Sri Lanka has arrested former intelligence chief Suresh Sallay in Colombo in connection with the 2019 Easter bombings that killed 279 people and wounded more than 500, marking a significant development in long-running investigations into the deadly attacks.
Police said retired Major-General Suresh Sallay was taken into custody at dawn on Wednesday in a suburb of the capital, Colombo. An investigating officer confirmed he was arrested on suspicion of conspiracy and aiding and abetting the Easter Sunday bombings.
The 2019 Easter bombings targeted three churches and three luxury hotels across Sri Lanka, including in Colombo, in coordinated suicide attacks that killed 45 foreign nationals and severely damaged the country’s tourism-dependent economy. Authorities initially blamed a local Islamist extremist group for carrying out the attacks.
Suresh Sallay was appointed head of the State Intelligence Service (SIS) in 2019 after Gotabaya Rajapaksa assumed the presidency.
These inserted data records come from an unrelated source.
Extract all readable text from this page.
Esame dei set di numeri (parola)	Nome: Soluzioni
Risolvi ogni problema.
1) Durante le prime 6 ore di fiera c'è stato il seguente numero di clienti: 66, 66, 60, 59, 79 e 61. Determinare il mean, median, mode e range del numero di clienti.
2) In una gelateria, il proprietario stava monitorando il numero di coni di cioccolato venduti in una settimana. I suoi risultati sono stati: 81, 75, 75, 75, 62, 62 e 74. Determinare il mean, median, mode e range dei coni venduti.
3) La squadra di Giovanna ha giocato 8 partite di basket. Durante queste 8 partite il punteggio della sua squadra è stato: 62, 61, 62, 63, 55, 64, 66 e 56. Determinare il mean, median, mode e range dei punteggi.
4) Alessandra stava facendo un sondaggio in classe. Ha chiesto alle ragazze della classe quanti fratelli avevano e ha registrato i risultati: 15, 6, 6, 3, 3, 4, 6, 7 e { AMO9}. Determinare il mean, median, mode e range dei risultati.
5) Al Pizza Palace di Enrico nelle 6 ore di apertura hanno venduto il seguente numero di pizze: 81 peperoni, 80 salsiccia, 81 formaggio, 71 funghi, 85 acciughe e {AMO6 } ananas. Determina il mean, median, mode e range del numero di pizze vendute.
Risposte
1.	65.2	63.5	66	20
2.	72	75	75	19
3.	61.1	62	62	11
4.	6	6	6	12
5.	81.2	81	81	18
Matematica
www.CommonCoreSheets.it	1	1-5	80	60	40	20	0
He has previously denied allegations linking him to the bombings. In 2023, British broadcaster Channel 4 aired claims suggesting possible prior contact between intelligence figures and individuals involved in the attacks. Those allegations have been contested.
The arrest comes under the administration of President Anura Kumara Dissanayake, who took office in 2024 pledging renewed accountability and legal action related to the Easter attacks. Sallay was removed from his intelligence post following the change in government.
Separate investigations into the Easter bombings criticised security authorities for failing to act on advance warnings reportedly shared by an Indian intelligence agency. In a related civil case, Sri Lanka’s Supreme Court ordered former president Maithripala Sirisena and four senior officials to pay more than $1.03 million in compensation for failing to prevent the attacks.
The United Nations has also urged Sri Lanka to release previously withheld findings from earlier inquiry commissions to ensure transparency and accountability.
The arrest of a former intelligence chief signals a potential shift in the legal and political landscape surrounding one of the country’s most devastating security crises, with implications for governance reform, institutional oversight and public confidence.